On Akan-Asante and Anlo-Ewe Alliance. In 1869, the Anlo who had axe to grind with the British over their interference in their conflicts with Ada, Accra and Akyem made an appeal to the Asantehene to help them. The Anlo sent two messages to their ally: the first one was through Ewe Merchant, Geraldo de Lima who sent an invitation to the Asantehene through Akwamu messenger. In the second case, Togbe Akrobotu of Srogbe was secretly despatched to seek Ashanti military assistance, as they cleverly made John Tay, a merchant of Srogboe to sign a treaty of peace with the British to hide their true agenda. The Anlo people know that if their act became known the British gunboat could destroy the Anlo villages before the Ashanti troops arrived to help.

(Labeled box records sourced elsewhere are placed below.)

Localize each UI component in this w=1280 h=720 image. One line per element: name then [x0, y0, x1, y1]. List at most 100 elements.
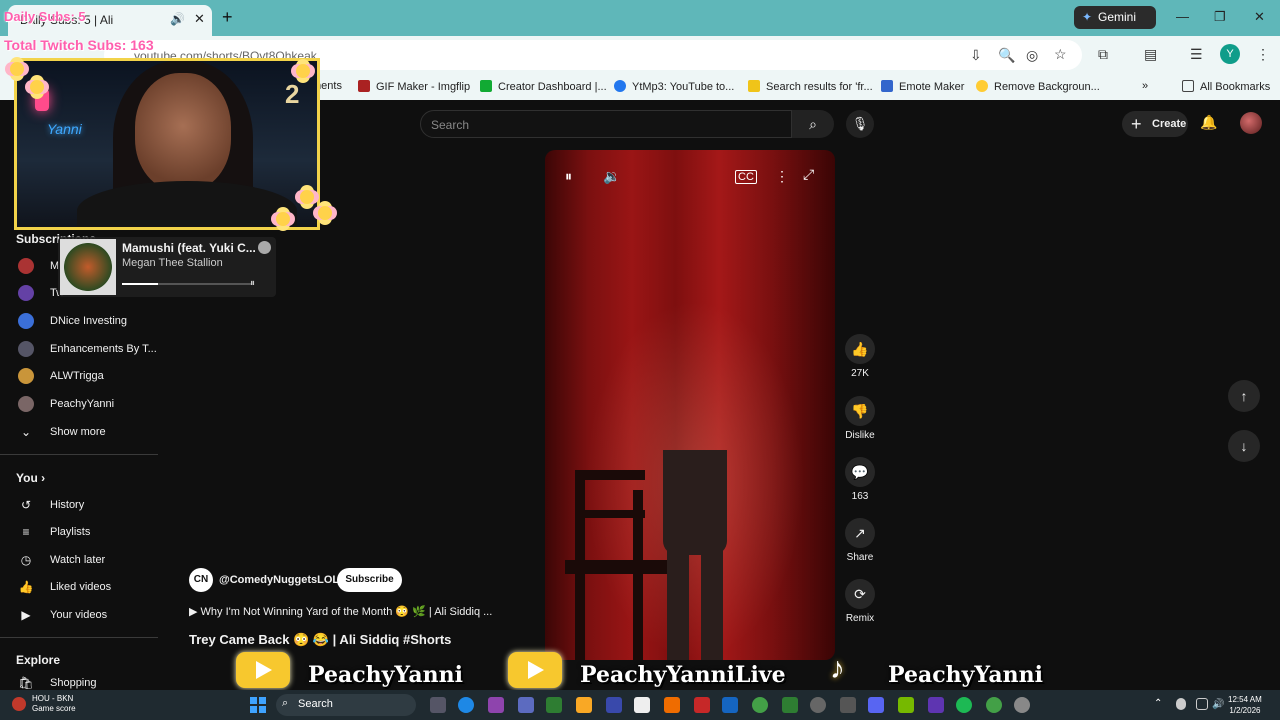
related-video-link[interactable]: ▶ Why I'm Not Winning Yard of the Month …	[189, 605, 492, 618]
sidebar-item-liked-videos[interactable]: 👍 Liked videos	[0, 576, 158, 598]
dislike-button[interactable]: 👎 Dislike	[835, 396, 885, 441]
copilot-icon[interactable]	[488, 697, 504, 713]
spotify-icon[interactable]	[956, 697, 972, 713]
close-window-icon[interactable]: ✕	[1254, 9, 1265, 25]
chevron-up-icon[interactable]: ⌃	[1154, 698, 1164, 709]
teams-icon[interactable]	[518, 697, 534, 713]
social-handle: PeachyYanni	[888, 662, 1043, 688]
channel-name[interactable]: @ComedyNuggetsLOL	[219, 574, 339, 586]
notifications-bell-icon[interactable]: 🔔	[1200, 114, 1217, 131]
sidebar-item-watch-later[interactable]: ◷ Watch later	[0, 549, 158, 571]
system-clock[interactable]: 12:54 AM 1/2/2026	[1228, 694, 1262, 716]
play-icon: ▶	[189, 606, 201, 618]
sidebar-item-history[interactable]: ↺ History	[0, 494, 158, 516]
bookmark-item[interactable]: Search results for 'fr...	[748, 80, 873, 93]
steam-icon[interactable]	[722, 697, 738, 713]
sidebar-item-label: Playlists	[50, 526, 91, 538]
sports-icon	[12, 697, 26, 711]
chrome-icon[interactable]	[986, 697, 1002, 713]
app-icon[interactable]	[840, 697, 856, 713]
extensions-icon[interactable]: ⧉	[1098, 46, 1108, 63]
profile-avatar[interactable]: Y	[1220, 44, 1240, 64]
eye-off-icon[interactable]: ◎	[1026, 47, 1038, 64]
bookmark-star-icon[interactable]: ☆	[1054, 46, 1067, 63]
install-icon[interactable]: ⇩	[970, 47, 982, 64]
store-icon[interactable]	[606, 697, 622, 713]
widget-scores[interactable]: HOU - BKN Game score	[32, 694, 76, 714]
show-more-button[interactable]: ⌄ Show more	[0, 421, 158, 443]
side-panel-icon[interactable]: ▤	[1144, 46, 1157, 63]
chrome-icon[interactable]	[752, 697, 768, 713]
spotify-icon	[258, 241, 271, 254]
new-tab-button[interactable]: +	[222, 7, 233, 28]
app-icon[interactable]	[782, 697, 798, 713]
app-icon[interactable]	[664, 697, 680, 713]
windows-start-icon[interactable]	[250, 697, 266, 713]
zoom-icon[interactable]: 🔍	[998, 47, 1015, 64]
all-bookmarks[interactable]: All Bookmarks	[1182, 80, 1270, 93]
minimize-icon[interactable]: —	[1176, 9, 1189, 24]
taskbar-search[interactable]: ⌕ Search	[276, 694, 416, 716]
xbox-icon[interactable]	[546, 697, 562, 713]
reading-list-icon[interactable]: ☰	[1190, 46, 1203, 63]
account-avatar[interactable]	[1240, 112, 1262, 134]
subscription-item[interactable]: ALWTrigga	[0, 365, 158, 387]
settings-icon[interactable]	[1014, 697, 1030, 713]
create-button[interactable]: + Create	[1122, 111, 1188, 137]
subscription-item[interactable]: Enhancements By T...	[0, 338, 158, 360]
close-tab-icon[interactable]: ✕	[194, 11, 205, 27]
share-button[interactable]: ↗ Share	[835, 518, 885, 563]
subscription-item[interactable]: DNice Investing	[0, 310, 158, 332]
app-icon[interactable]	[694, 697, 710, 713]
subscribe-button[interactable]: Subscribe	[337, 568, 402, 592]
restore-icon[interactable]: ❐	[1214, 9, 1226, 25]
bookmark-label: Emote Maker	[899, 81, 965, 93]
search-button[interactable]: ⌕	[792, 110, 834, 138]
more-bookmarks-icon[interactable]: »	[1142, 80, 1148, 92]
sidebar-item-playlists[interactable]: ≡ Playlists	[0, 521, 158, 543]
next-short-button[interactable]: ↓	[1228, 430, 1260, 462]
comments-button[interactable]: 💬 163	[835, 457, 885, 502]
captions-icon[interactable]: CC	[735, 170, 757, 184]
app-icon[interactable]	[928, 697, 944, 713]
display-icon[interactable]	[1196, 698, 1208, 710]
bookmark-item[interactable]: Emote Maker	[881, 80, 964, 93]
voice-search-button[interactable]: 🎙	[846, 110, 874, 138]
bookmark-item[interactable]: Remove Backgroun...	[976, 80, 1100, 93]
volume-icon[interactable]: 🔉	[603, 168, 620, 185]
speaker-icon[interactable]: 🔊	[170, 12, 185, 26]
menu-dots-icon[interactable]: ⋮	[1256, 46, 1270, 63]
divider	[0, 637, 158, 638]
sidebar-item-your-videos[interactable]: ▶ Your videos	[0, 604, 158, 626]
channel-avatar	[18, 258, 34, 274]
channel-avatar	[18, 368, 34, 384]
more-options-icon[interactable]: ⋮	[775, 168, 789, 185]
remix-button[interactable]: ⟳ Remix	[835, 579, 885, 624]
song-title: Mamushi (feat. Yuki C...	[122, 241, 256, 255]
discord-icon[interactable]	[868, 697, 884, 713]
gemini-button[interactable]: ✦ Gemini	[1074, 6, 1156, 29]
obs-icon[interactable]	[810, 697, 826, 713]
fullscreen-icon[interactable]: ⤢	[803, 166, 814, 183]
bookmark-item[interactable]: Creator Dashboard |...	[480, 80, 607, 93]
previous-short-button[interactable]: ↑	[1228, 380, 1260, 412]
tiktok-icon: ♪	[830, 652, 845, 685]
pause-icon[interactable]: ⏸	[565, 168, 572, 185]
you-heading[interactable]: You ›	[16, 471, 45, 485]
bookmark-item[interactable]: YtMp3: YouTube to...	[614, 80, 734, 93]
volume-icon[interactable]: 🔊	[1212, 699, 1224, 710]
nvidia-icon[interactable]	[898, 697, 914, 713]
bookmark-item[interactable]: GIF Maker - Imgflip	[358, 80, 470, 93]
edge-icon[interactable]	[458, 697, 474, 713]
channel-logo[interactable]: CN	[189, 568, 213, 592]
task-view-icon[interactable]	[430, 697, 446, 713]
notepad-icon[interactable]	[634, 697, 650, 713]
bookmark-label: YtMp3: YouTube to...	[632, 81, 735, 93]
shorts-video-player[interactable]: ⏸ 🔉 CC ⋮ ⤢	[545, 150, 835, 660]
channel-avatar	[18, 341, 34, 357]
search-input[interactable]: Search	[420, 110, 792, 138]
file-explorer-icon[interactable]	[576, 697, 592, 713]
subscription-item[interactable]: PeachyYanni	[0, 393, 158, 415]
like-button[interactable]: 👍 27K	[835, 334, 885, 379]
mic-icon[interactable]	[1176, 698, 1186, 710]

Historian Francis Agbodeka writes: "the initiative for the Anlo-Ashanti alliance of 1869 came from Anlo. When the Anlo envoy, Akrobotu, reached the Asantehene's court with his message he was welcomed and feted and he, in turn, strengthened the King in his resolution to invade Peki and Agotime. It was an attractive invitation and the King lost no time in accepting it, especially since he himself believed that by this invasion he would put an end to any hesitation on the part of the British in leaving the coast.

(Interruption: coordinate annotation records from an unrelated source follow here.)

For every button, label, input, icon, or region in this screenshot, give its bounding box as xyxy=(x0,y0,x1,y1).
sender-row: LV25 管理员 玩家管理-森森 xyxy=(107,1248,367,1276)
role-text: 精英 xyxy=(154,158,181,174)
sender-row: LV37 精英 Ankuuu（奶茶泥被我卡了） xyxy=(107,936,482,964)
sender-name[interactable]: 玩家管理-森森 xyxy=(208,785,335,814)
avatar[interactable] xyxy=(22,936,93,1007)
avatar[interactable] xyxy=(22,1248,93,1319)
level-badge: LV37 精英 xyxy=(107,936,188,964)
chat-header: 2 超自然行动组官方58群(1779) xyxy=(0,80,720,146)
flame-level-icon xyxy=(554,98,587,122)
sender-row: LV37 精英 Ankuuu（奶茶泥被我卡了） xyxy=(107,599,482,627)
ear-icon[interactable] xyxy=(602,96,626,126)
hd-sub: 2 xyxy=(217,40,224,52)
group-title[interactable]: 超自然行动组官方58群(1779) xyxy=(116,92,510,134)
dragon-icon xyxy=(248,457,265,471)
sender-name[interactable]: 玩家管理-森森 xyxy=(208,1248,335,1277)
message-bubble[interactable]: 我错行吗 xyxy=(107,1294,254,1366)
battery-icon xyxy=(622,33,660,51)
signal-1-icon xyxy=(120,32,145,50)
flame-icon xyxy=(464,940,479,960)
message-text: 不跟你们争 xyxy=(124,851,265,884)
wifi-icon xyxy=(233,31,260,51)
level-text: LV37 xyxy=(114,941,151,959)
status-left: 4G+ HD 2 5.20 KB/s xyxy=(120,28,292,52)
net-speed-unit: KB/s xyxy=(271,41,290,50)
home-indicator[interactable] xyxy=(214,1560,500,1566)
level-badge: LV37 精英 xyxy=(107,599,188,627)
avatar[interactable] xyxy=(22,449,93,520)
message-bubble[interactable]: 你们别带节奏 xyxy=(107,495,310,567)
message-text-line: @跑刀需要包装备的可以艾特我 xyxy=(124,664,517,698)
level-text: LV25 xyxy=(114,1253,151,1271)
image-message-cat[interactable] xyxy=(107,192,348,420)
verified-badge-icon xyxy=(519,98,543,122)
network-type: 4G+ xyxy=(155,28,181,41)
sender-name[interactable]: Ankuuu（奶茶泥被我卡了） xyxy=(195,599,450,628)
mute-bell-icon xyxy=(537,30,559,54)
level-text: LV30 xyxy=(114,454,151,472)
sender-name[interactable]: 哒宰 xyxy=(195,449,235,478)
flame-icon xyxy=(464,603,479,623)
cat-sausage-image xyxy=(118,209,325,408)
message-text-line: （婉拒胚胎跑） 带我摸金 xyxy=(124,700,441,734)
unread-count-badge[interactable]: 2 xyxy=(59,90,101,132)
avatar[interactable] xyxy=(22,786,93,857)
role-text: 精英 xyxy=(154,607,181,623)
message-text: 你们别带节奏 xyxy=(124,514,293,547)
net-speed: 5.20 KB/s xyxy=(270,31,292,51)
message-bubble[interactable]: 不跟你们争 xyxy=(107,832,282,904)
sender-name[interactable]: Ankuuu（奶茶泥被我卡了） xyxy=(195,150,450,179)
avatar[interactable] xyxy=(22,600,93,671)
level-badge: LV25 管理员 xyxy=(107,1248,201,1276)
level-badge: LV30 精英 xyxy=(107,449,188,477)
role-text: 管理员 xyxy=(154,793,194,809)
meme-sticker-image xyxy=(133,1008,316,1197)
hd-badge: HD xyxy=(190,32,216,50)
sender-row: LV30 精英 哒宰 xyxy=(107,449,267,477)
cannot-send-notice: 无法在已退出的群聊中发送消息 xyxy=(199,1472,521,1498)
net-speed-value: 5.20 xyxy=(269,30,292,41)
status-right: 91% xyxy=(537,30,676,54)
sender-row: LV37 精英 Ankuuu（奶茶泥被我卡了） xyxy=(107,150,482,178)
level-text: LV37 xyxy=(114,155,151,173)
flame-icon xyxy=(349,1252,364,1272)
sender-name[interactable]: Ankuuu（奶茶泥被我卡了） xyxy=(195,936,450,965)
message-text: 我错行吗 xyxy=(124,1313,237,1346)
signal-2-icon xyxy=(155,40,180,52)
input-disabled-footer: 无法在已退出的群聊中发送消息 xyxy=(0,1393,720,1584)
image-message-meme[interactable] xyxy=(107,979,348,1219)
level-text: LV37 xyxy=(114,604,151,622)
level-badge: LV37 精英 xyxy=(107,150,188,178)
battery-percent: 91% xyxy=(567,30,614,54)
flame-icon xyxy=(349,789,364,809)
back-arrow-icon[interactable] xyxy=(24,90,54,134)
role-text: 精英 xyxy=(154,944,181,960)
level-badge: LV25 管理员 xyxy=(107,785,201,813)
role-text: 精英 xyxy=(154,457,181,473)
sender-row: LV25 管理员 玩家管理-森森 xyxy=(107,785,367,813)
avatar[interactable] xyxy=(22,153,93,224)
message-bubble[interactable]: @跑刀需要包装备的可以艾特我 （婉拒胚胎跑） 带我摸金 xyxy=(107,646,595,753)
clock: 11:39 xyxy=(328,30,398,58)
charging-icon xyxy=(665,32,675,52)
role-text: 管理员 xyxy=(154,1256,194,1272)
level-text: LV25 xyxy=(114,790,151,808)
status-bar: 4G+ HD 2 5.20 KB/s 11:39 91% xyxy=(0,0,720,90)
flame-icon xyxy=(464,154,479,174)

So it was that a considerable portion of the Ashanti army under Adu Bofo launched a heavy campaign in 1869 in what was the first phase of a grand plan to re-establish Ashanti dominion in the country right up to the seaboard. Adu Bofo, however, met with a most unexpected resistance which appeared to him to constitute a serious delay in the execution of the entire plan. He had need, therefore, to be as careful as his allies, the Anlos, had been in covering Ashanti motives until the kingdom was absolutely ready to embark on the scheme".
The claim that Ewes. particularly, the Anlo and Asantes are enemies, is a concoction made by post-colonial politicians to divide the people to win votes.
Agbodeka, Francis. "THE FANTI CONFEDERACY 1865-69: An Enquiry Into the Origins, Nature and Extent of an Early West African Protest Movement." Transactions of the Historical Society of Ghana 7 (1964): 82-123.